Chips from 10 million years ago have revealed new insights into fish diets and their influence on fish evolution, according to new research. The chips were found, along with scratches, on the teeth of fossil stickleback fish and reveal for the first time how changes in the way an animal feeds control its evolution over thousands of years.
This kind of study, which was funded by the Natural Environment Research Council, has previously not been possible because although fossils preserve direct evidence of evolutionary change over thousands and millions of years, working out exactly what a long-dead fossil animal was eating when it was alive, and establishing a link between feeding and evolution, is very difficult.
The stickleback tooth chips and scratches were formed 10 million years ago as part of the normal process of tooth wear while the fish were alive and feeding in a large lake in what is now Nevada. “Like footprints in sand, the wear on teeth preserves a trail of evidence of how a fish feeds and what it feeds on,” says Dr Mark Purnell from the University of Leicester, lead author on the report. “The difficult bit was learning how to read that trail.”
The research team, based at the universities of Leicester, UK, and Stony Brook, USA, captured living stickleback (of the common or garden pond variety), fed them different kinds of food in different conditions and then examined their teeth using a powerful electron microscope.

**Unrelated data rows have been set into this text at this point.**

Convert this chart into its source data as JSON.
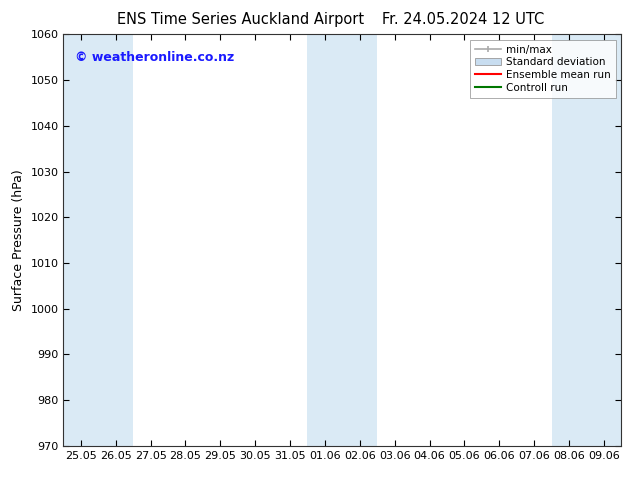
{
  "title_left": "ENS Time Series Auckland Airport",
  "title_right": "Fr. 24.05.2024 12 UTC",
  "ylabel": "Surface Pressure (hPa)",
  "ylim": [
    970,
    1060
  ],
  "yticks": [
    970,
    980,
    990,
    1000,
    1010,
    1020,
    1030,
    1040,
    1050,
    1060
  ],
  "x_labels": [
    "25.05",
    "26.05",
    "27.05",
    "28.05",
    "29.05",
    "30.05",
    "31.05",
    "01.06",
    "02.06",
    "03.06",
    "04.06",
    "05.06",
    "06.06",
    "07.06",
    "08.06",
    "09.06"
  ],
  "shaded_indices": [
    0,
    1,
    7,
    8,
    14,
    15
  ],
  "band_color": "#daeaf5",
  "background_color": "#ffffff",
  "watermark": "© weatheronline.co.nz",
  "watermark_color": "#1a1aff",
  "legend_items": [
    {
      "label": "min/max",
      "color": "#aaaaaa",
      "type": "errorbar"
    },
    {
      "label": "Standard deviation",
      "color": "#c8ddf0",
      "type": "box"
    },
    {
      "label": "Ensemble mean run",
      "color": "#ff0000",
      "type": "line"
    },
    {
      "label": "Controll run",
      "color": "#007700",
      "type": "line"
    }
  ],
  "spine_color": "#333333",
  "title_fontsize": 10.5,
  "axis_label_fontsize": 9,
  "tick_fontsize": 8,
  "watermark_fontsize": 9,
  "legend_fontsize": 7.5
}
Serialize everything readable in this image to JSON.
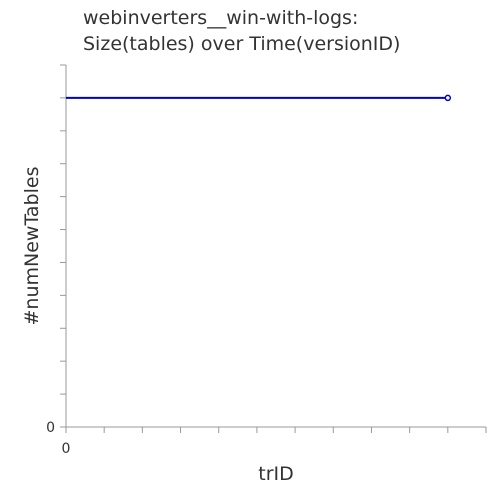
{
  "chart_data": {
    "type": "line",
    "title_lines": [
      "webinverters__win-with-logs:",
      "Size(tables) over Time(versionID)"
    ],
    "xlabel": "trID",
    "ylabel": "#numNewTables",
    "x_tick_labels": [
      "0"
    ],
    "y_tick_labels": [
      "0"
    ],
    "xlim": [
      0,
      11
    ],
    "ylim": [
      0,
      11
    ],
    "grid": false,
    "series": [
      {
        "color": "#0000cc",
        "x": [
          0,
          10
        ],
        "y": [
          10,
          10
        ]
      }
    ]
  }
}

The team also looked at the teeth of wild stickleback, which had been feeding naturally, from Alaskan lakes.
Professor Paul Hart, also from the University of Leicester, explains: “The teeth might be tiny, but we discovered a very clear picture. Stickleback that feed from lake bottoms have very different tooth wear from those that eat water fleas and the like which swim around in open water”. The fossil teeth have almost exactly the same wear patterns as living stickleback but they have changed through time.

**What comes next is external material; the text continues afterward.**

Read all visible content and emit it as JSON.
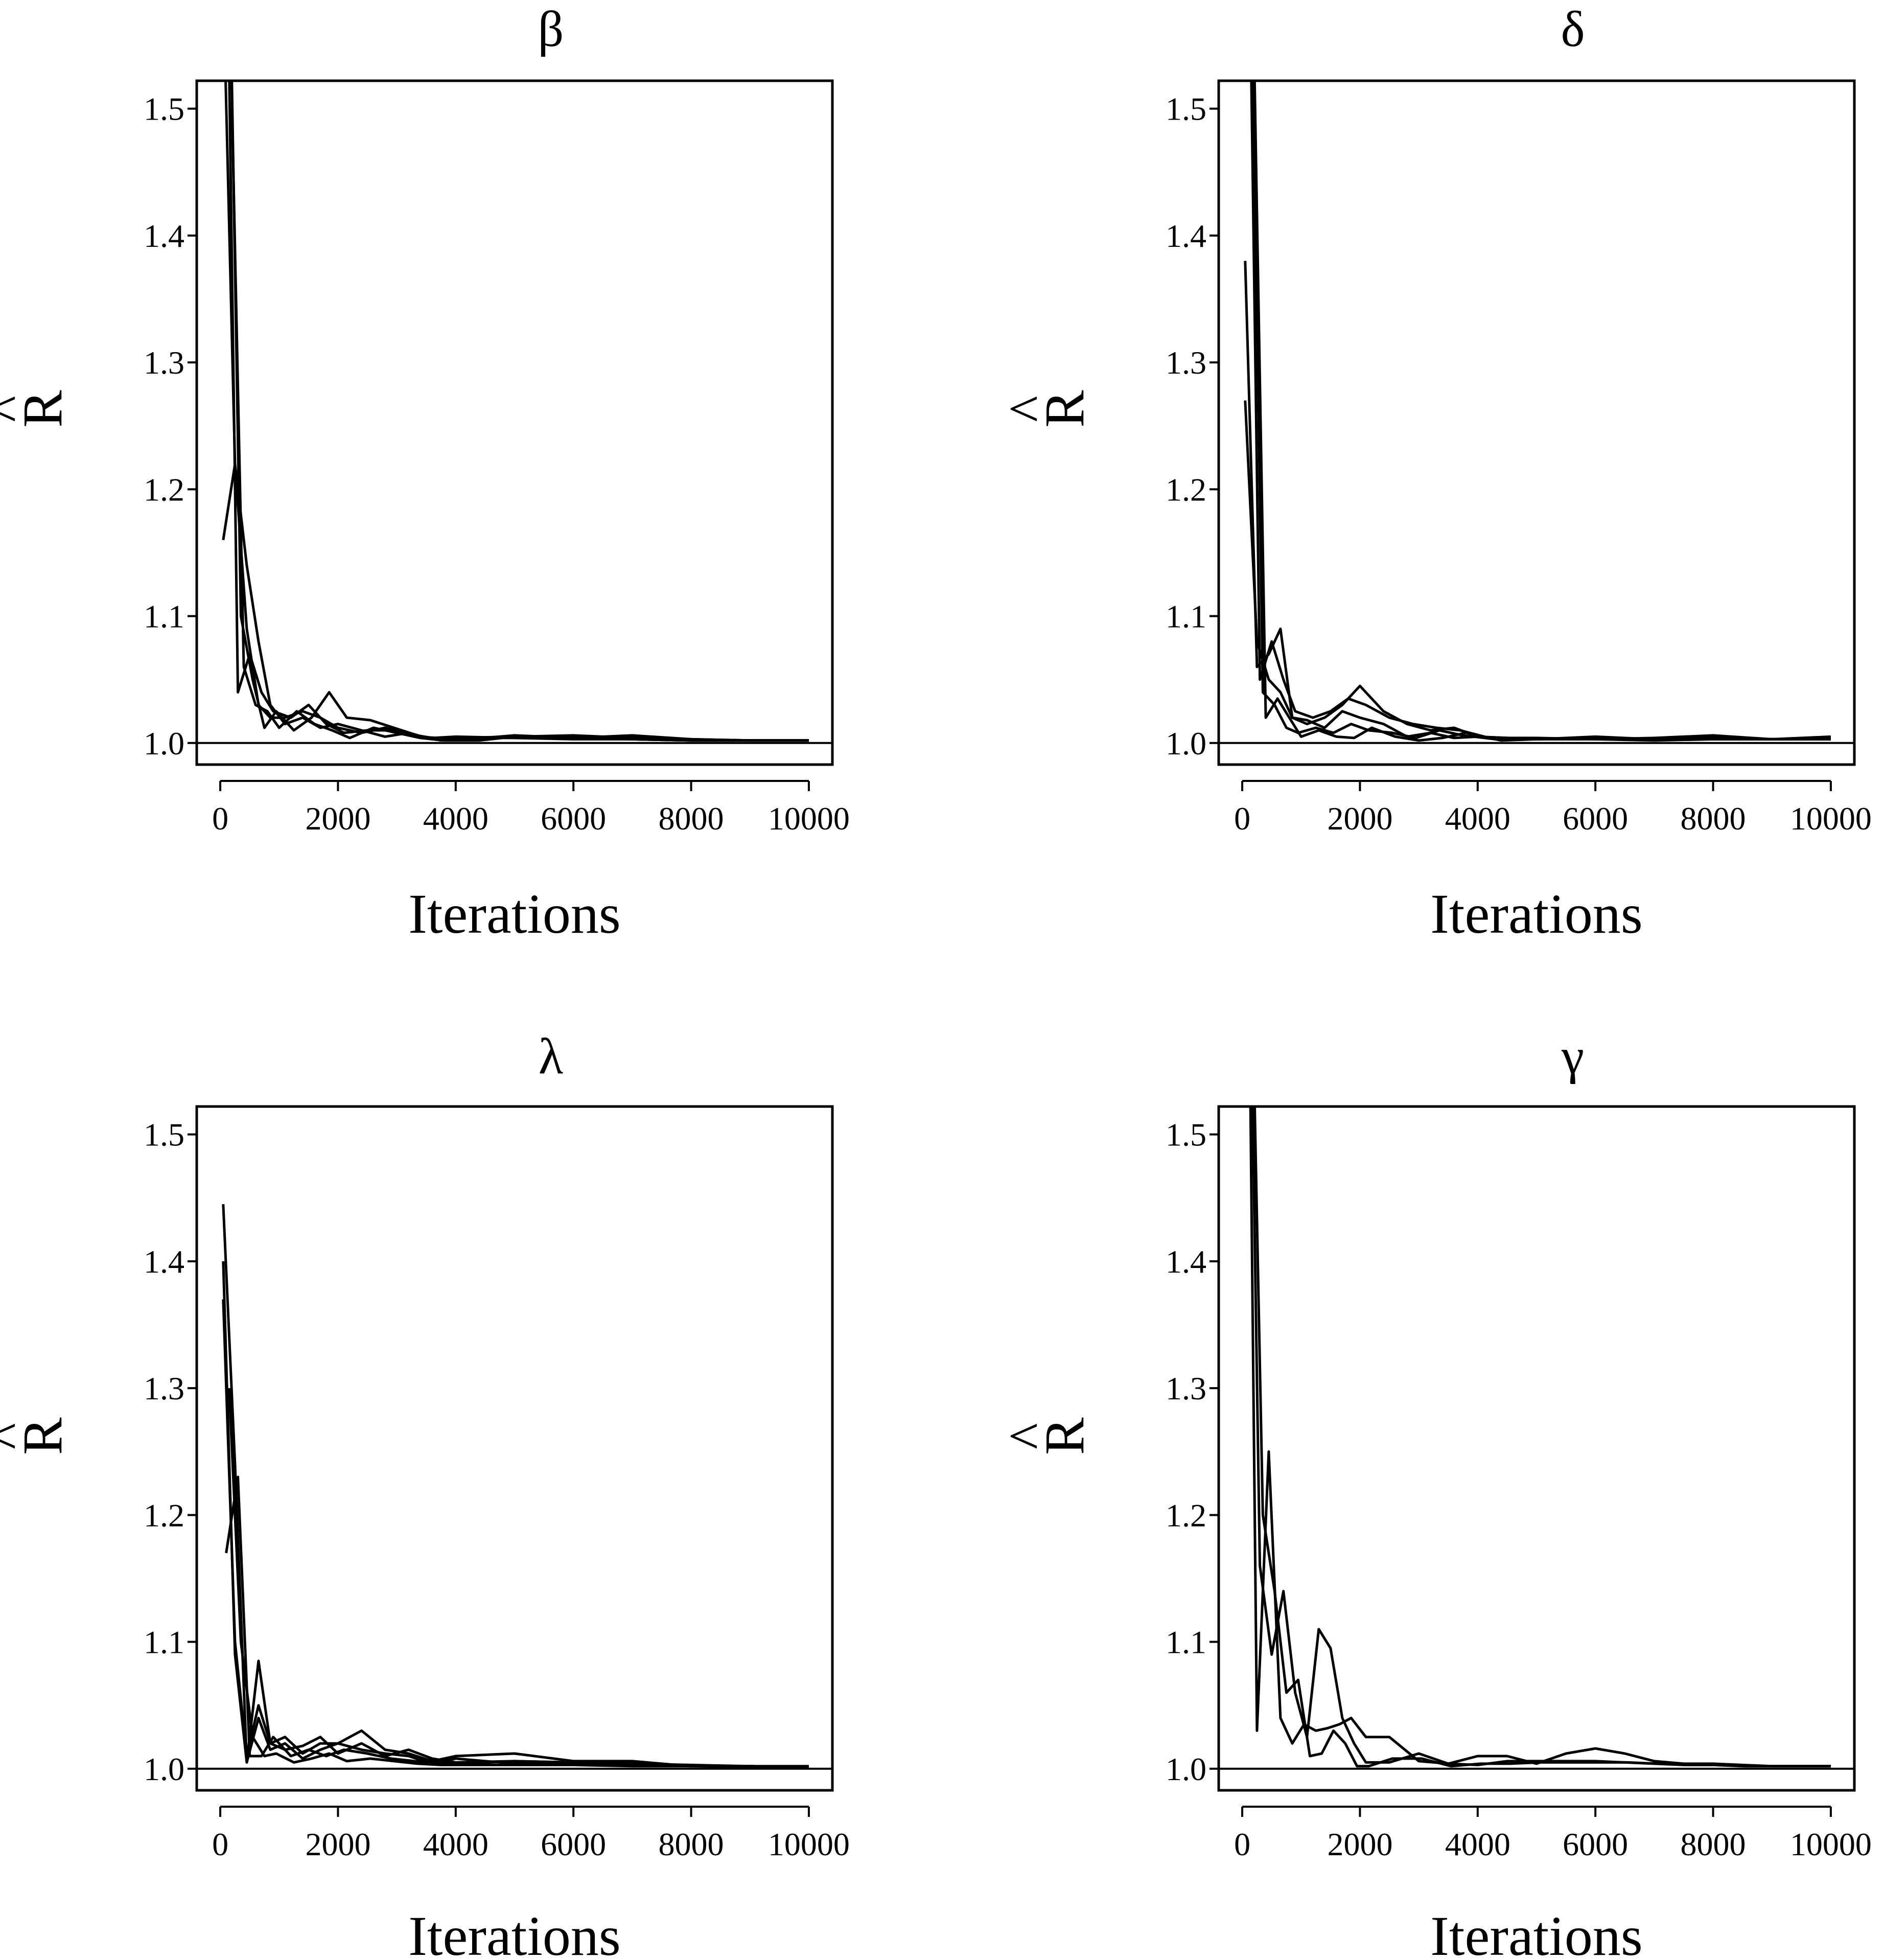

Dr. Mike Bell, from Stony Brook University adds, “Stickleback are spiky little characters, with armour and spines on their sides and along their backs. We found that evolutionary changes in these characteristic features were closely linked to shifts in feeding away from the lake bottom. As feeding changed over thousands of years, the stickleback in the fossil sequence evolved to have fewer spines.”
Scientifically, this is highly significant. That feeding and diet is an important control on evolution is exactly what would be expected from evolution by natural selection, but this is the first time that this aspect of Darwin’s theory has been directly testable using fossils that record real evolutionary change over many thousands of years. “We now know that by looking at microscopic chips and scratches on fish teeth we can investigate important evolutionary questions that were previously in the realm of the unknowable” concludes Purnell.
Article: ‘Correlated Evolution and Dietary Change in Fossil Stickleback’ by Mark Purnell, Michael Bell, David Baines, Paul Hart and Matthew Travis, Science, September 28, 2007.